Zur Auswahl der angemessenen individuellen Maßnahmen, lassen sich die Mitarbeiter grob in vier Gruppen teilen. Dazu betrachten wir zwei Aspekte: Die Leistung, die sie erbringen und ihre vorhandene Bindung bzw. Loyalität zum Unternehmen.

Partizipativer Teil: Die Autorin kämpft gerade vergeblich mit der Integration der Grafik, also werden Sie bitte selbst aktiv! Zeichnen Sie zur Veranschaulichung eine Vier-Felder-Matrix mit den Dimensionen Leistung auf der Ordinate und Bindung auf der Abzisse. In den rechten oberen Quadranten setzen Sie ein A (hohe Leistung, hohe Bindunng), links davon ein B, rechts unten ein C und links unten ein D. Alles klar?

Dann weiter im Text: Wenn Sie Ihre Mitarbeiter diesen Dimensionen zuordnen, wird sofort offensichtlich, bei wem kurzfristige Bindungsmaßnahmen anzusetzen sind: Es sind die Personen im Quadranten B, die eine verhältnismäßig hohe Leistung bringen, aber sich dem Unternehmen nicht verpflichtet fühlen. Flattert denen ein interessantes Angebot ins Haus, werden sie es sich zumindest ansehen.

MA-Bindung

Das Ziel muss es sein, den Quadranten A gut zu füllen. Die Mitarbeiter dort bringen eine gute Leistung und sind dem Unternehmen eng verbunden. Bekommen solche Mitarbeiter einen Anruf von einer Personalberatung, wimmeln sie sie genervt ab. Bei den A-Mitarbeitern besteht höchstens die Gefahr, dass Sie ihnen auf Dauer zu wenig Beachtung schenken und zu spät merken, wenn sie Richtung B oder C abgleiten.

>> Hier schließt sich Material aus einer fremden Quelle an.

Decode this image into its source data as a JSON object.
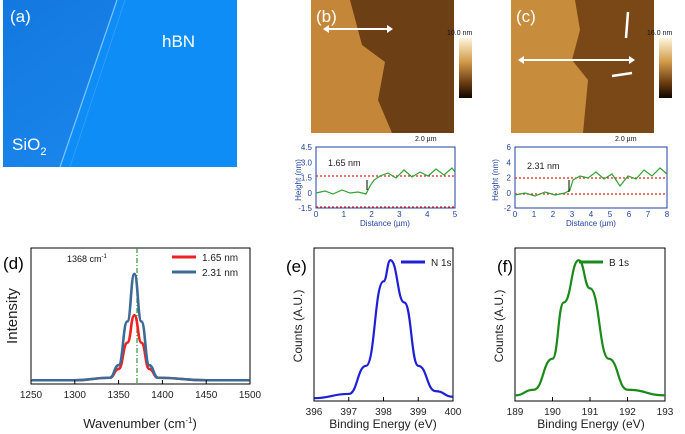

Tendenziell zu negativ betrachtet werden die Mitarbeiter im Quadranten C (wenn Sie richtig gezeichnet haben: hohe Bindung, aber schwache Leistung). Auch sie lassen sich häufig in Richtung A bewegen, brauchen dazu aber völlig andere Maßnahmen als die B-Mitarbeiter. Selbst bei den D-Mitarbeitern lohnt sich die Überlegung, warum sie dort sind. Es könnte zum Beispiel an der missglückten Integrationsphase liegen. Wenn sie das Potenzial für A haben, könnte sich die Mühe lohnen.

Wollen Sie nicht nach Ihrem reinen Bauchgefühl vorgehen, so sollten Sie sich also gut überlegen, wie Sie Leistung und Bindung überprüfen. Welche Faktoren zur Leistungsmessung sinnvoll sind, hängt stark von der Position und den Aufgaben eines Mitarbeiters ab. Es können zum Beispiel dazugehören:

  • Zielerreichung,
  • Fachkompetenz und
  • Führungsverhalten.

Instrumente zur Leistungs-Erhebung sind spezifische Befragungen zum Beispiel zum Führungsverhalten, 360°-Feedback und Mitarbeiterbeurteilungen. Wer schon ein System zur Leistungsbeurteilung eingeführt hat, hat es hier natürlich deutlich leichter.

Aspekte der Bindung sind

  • die Identifikation mit dem Unternehmen und
  • dem Team, sowie
  • die Lebenssituation.

Wer schon ein ‚Urgestein’ im Unternehmen ist, seine Familie vor Ort hat und die gefühlte Lebensmitte deutlich überschritten hat, hat selten ausgeprägte Wechseltendenzen. Wer dagegen ungebundener und/oder jünger ist, sieht sich eher noch einmal nach etwas Neuem um.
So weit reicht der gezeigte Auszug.